REVOLUTION Musica e ribelli 1966-1970: la mostra a Milano

Sabato 2 dicembre apre a Milano alla Fabbrica del Vapore la spettacolare mostra  REVOLUTION Musica e ribelli 1966-1970 – Dalla Londra dei Beatles a Woodstock.

Mostra sulle storie, i protagonisti e gli oggetti di quel breve, densissimo periodo tra il 1966 e il 1970 che cambia per sempre le vite di quella generazione e, a cascata, quelle di tutti noi. Il clima sociale e culturale dell’epoca viene qui rappresentato da oltre 300 fra oggetti di moda, design, film e canzoni, in un percorso esperienziale dove il visitatore viene travolto dall’atmosfera e dalla musica del momento anche grazie a un innovativo e sofisticato sistema audioguide Sennheiser. Un viaggio in un’epoca in cui il mondo cambiava al ritmo di parole come pace, libertà e diritti uguali per tutti. Una mostra che riporta indietro nel tempo chi quegli anni li ha vissuti e li rimpiange e chi li ha solo sentiti raccontare e che ora può immergersi in quel clima sociale e culturale dei tardi anni Sessanta, unico e irripetibile, che ci ha resi come siamo.

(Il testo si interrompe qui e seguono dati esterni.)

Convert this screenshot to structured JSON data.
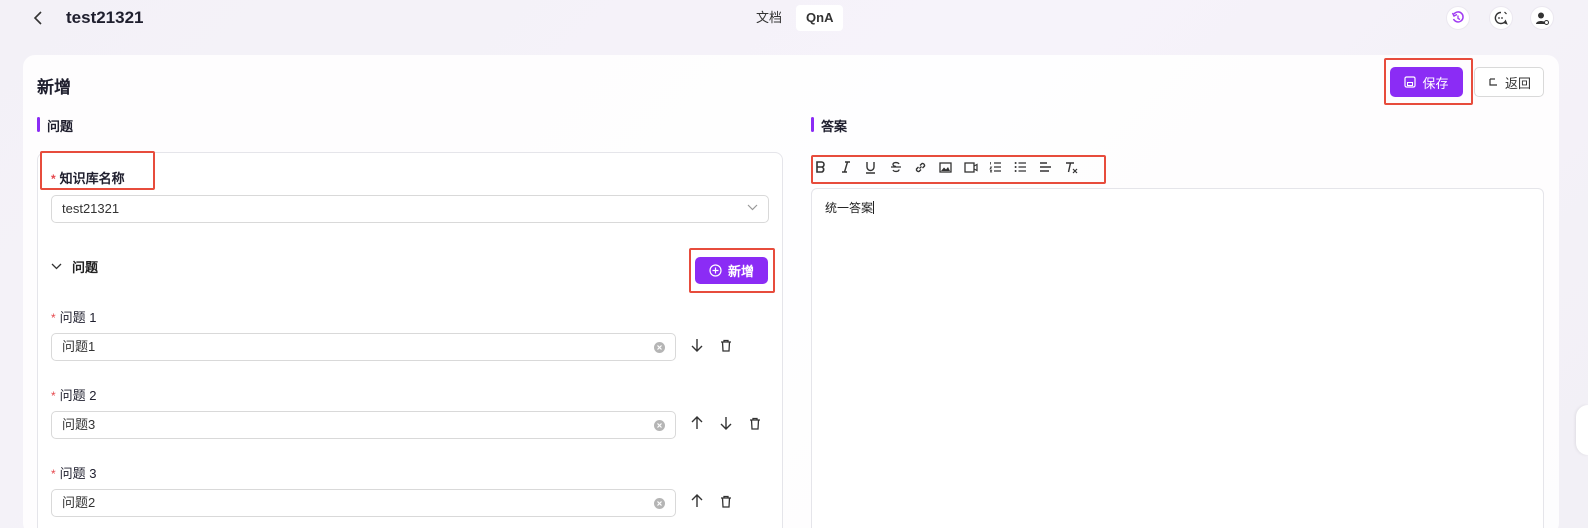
{
  "header": {
    "title": "test21321",
    "tabs": [
      {
        "label": "文档",
        "active": false
      },
      {
        "label": "QnA",
        "active": true
      }
    ]
  },
  "form": {
    "title": "新增",
    "save_label": "保存",
    "back_label": "返回",
    "question_section": "问题",
    "answer_section": "答案",
    "kb_label": "知识库名称",
    "kb_value": "test21321",
    "questions_group_label": "问题",
    "add_label": "新增",
    "questions": [
      {
        "label": "问题 1",
        "value": "问题1"
      },
      {
        "label": "问题 2",
        "value": "问题3"
      },
      {
        "label": "问题 3",
        "value": "问题2"
      }
    ],
    "answer_text": "统一答案"
  },
  "colors": {
    "accent": "#8b2cf5",
    "highlight": "#e74c3c",
    "required": "#e5484d"
  },
  "icons": [
    "chevron-left-icon",
    "history-icon",
    "chat-icon",
    "user-settings-icon",
    "save-icon",
    "return-icon",
    "chevron-down-icon",
    "plus-circle-icon",
    "arrow-up-icon",
    "arrow-down-icon",
    "trash-icon",
    "clear-icon",
    "bold-icon",
    "italic-icon",
    "underline-icon",
    "strikethrough-icon",
    "link-icon",
    "image-icon",
    "video-icon",
    "ordered-list-icon",
    "bullet-list-icon",
    "align-left-icon",
    "clear-format-icon"
  ]
}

Curata da Victoria Broackes e Geoffrey Marsh del Victoria and Albert Museum di Londra insieme a Francesco Tomasi, Clara Tosi Pamphili e Alberto Tonti, la mostra, già approdata a Londra e a Montréal Canada, è prodotta da Avatar e avrà uno spettacolare allestimento.

La lunga onda della cosiddetta “Revolution” arriva dall’Inghilterra e porta con sé musica, moda, neologismi, visioni alternative del senso della vita. Improvvisamente Carnaby Street a Londra diventa l’ombelico del mondo, la fucina dalla quale vengono espulse valanghe di idee, il luogo delle sette meraviglie, la way of life della nuova generazione. La Gran Bretagna, oltre ad avere la Regina, in quei cinque anni rivoluzionari, produce anche i Beatles e i Rolling Stones (più una lunga serie di gruppi straordinari come gli Animals, i Kinks, gli Who, gli Hollies, i Searchers, gli Zombies, i Moody Blues), ha Twiggy (detta “grissino”) e Jean Shrimpton (detta “gamberetto”), le due modelle più famose del mondo, ha Mary Quant che si inventa la minigonna, ha Cathy McGowan che lancia “Ready Steady Go!”, il programma TV più amato dai teenager, ha John Cowan, il fotografo che presta il suo studio ad Antonioni per girare “Blow Up”, ha Anello&David, il negozio che vende gli stivaletti a punta, ha un’infinità di capelloni che girano per le strade e fanno tendenza.

Alla fine delle sette sezioni con gli oggetti più rappresentativi dell’epoca, una sala immersiva con cuscini e maxi schermo per rivivere il mitico Festival di Woodstoch del 1969.